Pre-silicon power validation conducted through hardware emulation and massively parallel power analysis acts as a virtual power scope. It enables tracing and measurement of power throughout the design hierarchy, ensuring adherence to target specifications. This analysis can delve down to the individual cell level, accurately evaluating the power consumption of each block and component within the design. Essentially, it functions akin to a silicon scope, providing insight into the distribution of power within the chip.

Expanding beyond lab analysis: IR Drop Testing

The ability to compute power on a per-cycle basis makes it possible to detect narrow windows, spanning 10 or 20 cycles, where sudden power spikes may occur. Such occurrences often elude detection in a lab environment.

These intervals can undergo analysis using IR (where I is current and R is resistance) drop tools. These tools assess IR drop across the entire SoC within a range typically spanning 10 to 50 cycles of switching activity data.

Achieving optimization sooner, with greater precision: SW Optimization

By aligning the software view of the code running on a processor core with a power graph, it becomes feasible to debug hardware and software concurrently using waveforms.
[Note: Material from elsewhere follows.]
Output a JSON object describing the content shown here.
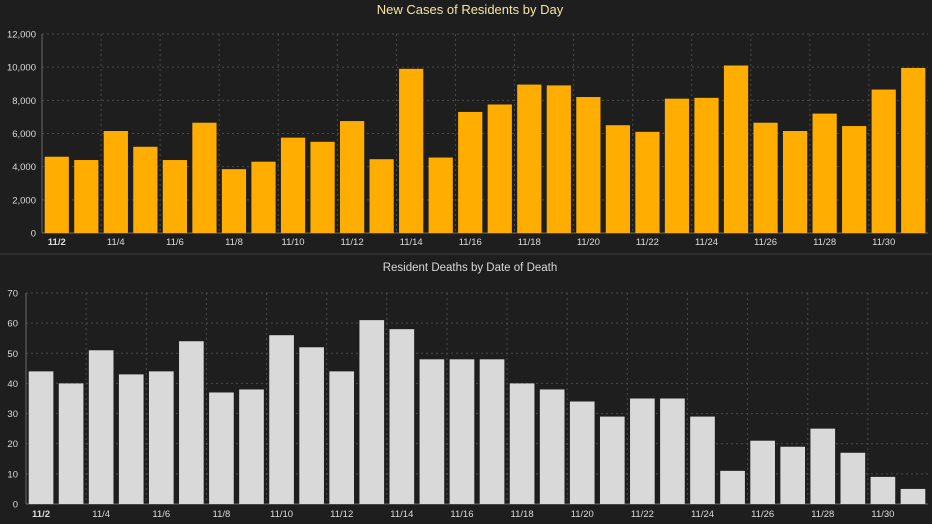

The connection between these tools is the C debugger operating on a post-emulation trace against a set of waveform dumps. Although these waveform dumps are generated by the emulator, they can encompass various types of waveforms, including those related to power.

Conclusion

Accurately analyzing dynamic power consumption in modern SoC chips at every development stage is crucial. This proactive approach ensures adherence to the power consumption standards of the intended target device, thereby averting costly re-spins.

To achieve realistic results and avoid potential power issues, the DUT, potentially encompassing billions of gates, must undergo testing with real-world software workloads that require billions of cycles. This formidable task is achievable solely through hardware emulation and massively parallel power analysis.